What is a Non-Wage Garnishment?
Aug. 14, 2019
A non-wage garnishment is the creditor’s attachment, post-judgment, of the judgment debtor’s property, other than wages, which is in the possession, custody or control of third parties. A non-wage garnishment is a collection tool that enables a creditor to step into the debtor’s shoes and recover the assets owed to the debtor. This is a limited proceeding that should be used with caution in that you can only initiate these types of proceedings if certain requirements are met. The upside to this type of proceeding is that creditors can get access to assets of greater value than what can be deducted from a debtor’s wages, assuming those assets are not exempt. An example of a non-wage garnishment is seeking a turnover of business equipment to satisfy all or part of a debt.
The creditor is the garnishor and the party whom the creditor believes is to be holding assets or property of or is indebted to, the judgment debtor. This party is known as the garnishee. Use of a non-wage garnishment is limited in scope and not every liability owed to a judgment debtor is within the reach of the affidavit for garnishment. Only two classes of assets may be garnished under a non-wage garnishment: (1) a debt for which the judgment debtor could have properly maintained a proceeding against the garnishee for; and (2) property belonging to the debtor in the possession, control or custody of the garnishee.

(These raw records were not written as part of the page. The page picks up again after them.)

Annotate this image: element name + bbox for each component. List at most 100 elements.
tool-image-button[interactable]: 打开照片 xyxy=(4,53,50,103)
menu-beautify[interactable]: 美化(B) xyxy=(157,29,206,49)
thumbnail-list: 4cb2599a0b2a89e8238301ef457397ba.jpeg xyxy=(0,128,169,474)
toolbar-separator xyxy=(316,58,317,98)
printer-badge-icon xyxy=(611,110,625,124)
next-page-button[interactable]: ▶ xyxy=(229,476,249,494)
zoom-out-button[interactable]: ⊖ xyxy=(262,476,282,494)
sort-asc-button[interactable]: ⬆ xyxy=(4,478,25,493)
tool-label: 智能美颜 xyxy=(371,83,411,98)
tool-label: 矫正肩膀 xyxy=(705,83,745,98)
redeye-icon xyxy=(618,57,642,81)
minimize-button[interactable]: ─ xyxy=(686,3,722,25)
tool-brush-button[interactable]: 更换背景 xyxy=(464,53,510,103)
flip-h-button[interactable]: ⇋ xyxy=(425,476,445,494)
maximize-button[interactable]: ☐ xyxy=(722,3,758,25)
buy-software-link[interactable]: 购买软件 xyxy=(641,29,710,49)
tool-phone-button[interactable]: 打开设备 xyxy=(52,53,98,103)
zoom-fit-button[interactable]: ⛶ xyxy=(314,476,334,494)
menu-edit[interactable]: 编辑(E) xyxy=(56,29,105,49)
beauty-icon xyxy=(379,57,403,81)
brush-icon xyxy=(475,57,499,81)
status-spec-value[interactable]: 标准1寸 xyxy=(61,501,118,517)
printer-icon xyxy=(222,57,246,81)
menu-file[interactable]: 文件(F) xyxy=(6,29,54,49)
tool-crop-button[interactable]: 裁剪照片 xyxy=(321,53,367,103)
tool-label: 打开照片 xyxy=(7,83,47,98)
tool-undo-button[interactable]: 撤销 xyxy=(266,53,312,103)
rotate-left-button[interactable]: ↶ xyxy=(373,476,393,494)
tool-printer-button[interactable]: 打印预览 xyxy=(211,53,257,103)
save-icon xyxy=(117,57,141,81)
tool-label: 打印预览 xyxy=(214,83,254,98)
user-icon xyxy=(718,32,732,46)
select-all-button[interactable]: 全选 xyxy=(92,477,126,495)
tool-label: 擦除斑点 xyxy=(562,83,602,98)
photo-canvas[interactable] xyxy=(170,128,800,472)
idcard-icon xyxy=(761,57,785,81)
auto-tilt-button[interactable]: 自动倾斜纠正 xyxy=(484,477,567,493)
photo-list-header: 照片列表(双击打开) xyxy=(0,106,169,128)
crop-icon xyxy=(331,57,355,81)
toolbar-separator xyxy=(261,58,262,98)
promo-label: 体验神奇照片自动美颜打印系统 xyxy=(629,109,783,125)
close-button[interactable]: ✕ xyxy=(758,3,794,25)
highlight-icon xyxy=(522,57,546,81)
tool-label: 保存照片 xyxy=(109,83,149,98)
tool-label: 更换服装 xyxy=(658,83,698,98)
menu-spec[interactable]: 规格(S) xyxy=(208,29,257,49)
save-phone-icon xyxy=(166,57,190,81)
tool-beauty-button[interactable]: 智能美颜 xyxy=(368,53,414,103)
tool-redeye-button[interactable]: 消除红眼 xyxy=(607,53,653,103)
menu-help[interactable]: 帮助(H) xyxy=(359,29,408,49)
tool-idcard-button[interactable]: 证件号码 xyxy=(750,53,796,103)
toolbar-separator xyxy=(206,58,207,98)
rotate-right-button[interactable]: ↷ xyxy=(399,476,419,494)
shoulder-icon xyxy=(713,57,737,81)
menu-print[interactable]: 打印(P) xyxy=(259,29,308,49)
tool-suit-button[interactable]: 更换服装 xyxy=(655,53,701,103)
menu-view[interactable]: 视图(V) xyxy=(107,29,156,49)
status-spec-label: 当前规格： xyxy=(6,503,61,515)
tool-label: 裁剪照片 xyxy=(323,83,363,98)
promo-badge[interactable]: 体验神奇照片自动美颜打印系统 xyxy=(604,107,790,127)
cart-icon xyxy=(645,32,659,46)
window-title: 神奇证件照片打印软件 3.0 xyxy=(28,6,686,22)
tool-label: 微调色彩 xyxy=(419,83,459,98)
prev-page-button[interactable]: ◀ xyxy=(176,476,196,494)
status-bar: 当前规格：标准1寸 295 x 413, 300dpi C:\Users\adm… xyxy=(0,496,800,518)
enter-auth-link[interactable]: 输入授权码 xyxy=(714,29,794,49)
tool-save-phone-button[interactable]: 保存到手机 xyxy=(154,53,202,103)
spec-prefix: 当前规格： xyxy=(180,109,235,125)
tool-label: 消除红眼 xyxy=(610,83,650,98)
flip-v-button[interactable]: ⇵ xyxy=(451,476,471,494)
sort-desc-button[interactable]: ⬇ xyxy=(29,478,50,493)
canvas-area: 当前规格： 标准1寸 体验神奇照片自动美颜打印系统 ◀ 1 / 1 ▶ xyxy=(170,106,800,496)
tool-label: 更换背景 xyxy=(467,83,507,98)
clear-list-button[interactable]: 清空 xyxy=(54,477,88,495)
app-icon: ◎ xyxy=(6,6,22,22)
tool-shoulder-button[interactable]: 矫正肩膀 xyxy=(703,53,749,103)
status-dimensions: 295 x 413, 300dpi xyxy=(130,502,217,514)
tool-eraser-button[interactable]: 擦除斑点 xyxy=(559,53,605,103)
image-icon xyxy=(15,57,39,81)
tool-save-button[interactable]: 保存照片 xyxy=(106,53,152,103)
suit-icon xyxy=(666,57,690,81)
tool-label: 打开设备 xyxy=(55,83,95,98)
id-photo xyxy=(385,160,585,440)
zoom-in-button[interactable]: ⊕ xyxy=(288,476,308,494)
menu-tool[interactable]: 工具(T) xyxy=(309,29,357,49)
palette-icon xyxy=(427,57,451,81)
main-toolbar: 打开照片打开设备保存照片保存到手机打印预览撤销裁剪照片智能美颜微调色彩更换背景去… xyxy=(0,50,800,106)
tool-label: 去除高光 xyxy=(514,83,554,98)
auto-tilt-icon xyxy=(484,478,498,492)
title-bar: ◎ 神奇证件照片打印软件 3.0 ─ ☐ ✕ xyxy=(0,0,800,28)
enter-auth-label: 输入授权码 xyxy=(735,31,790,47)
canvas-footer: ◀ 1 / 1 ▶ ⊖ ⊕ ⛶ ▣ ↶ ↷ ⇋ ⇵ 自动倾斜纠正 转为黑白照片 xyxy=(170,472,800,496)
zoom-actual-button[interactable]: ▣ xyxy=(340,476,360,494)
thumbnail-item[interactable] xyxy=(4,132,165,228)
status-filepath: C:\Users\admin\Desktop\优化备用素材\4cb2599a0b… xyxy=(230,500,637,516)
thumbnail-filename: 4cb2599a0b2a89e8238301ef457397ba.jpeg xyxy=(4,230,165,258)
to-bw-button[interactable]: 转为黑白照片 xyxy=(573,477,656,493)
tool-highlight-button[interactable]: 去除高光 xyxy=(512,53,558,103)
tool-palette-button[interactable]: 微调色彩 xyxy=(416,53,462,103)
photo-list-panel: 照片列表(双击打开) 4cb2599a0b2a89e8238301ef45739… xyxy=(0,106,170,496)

In addition, the debt must be legal in nature and not equitable. For example, equitable estates or beneficial interests are not subject to non-wage garnishments, only tangible, legal debts. The indebtedness must also be present due at the time the non-wage garnishment is filed. Further, the judgment creditor must have some likelihood to believe the garnishee is holding assets of the judgment debtor and is not allowed to go on a fishing expedition to attempt to discover the judgment creditors' assets. Unlike some post-judgment collection tools, if the non-wage garnishment does not satisfy the entire judgment, this proceeding cannot be converted into a citation to discover assets. Lastly, the non-wage garnishment creates a lien, but that lien is limited. The garnishment lien extends only to those funds in the hands of the garnishee at the time of service of the garnishment summons and remains a lien thereon pending the garnishment proceeding. Emphasis added. See 735 ILCS 5/12-707(a).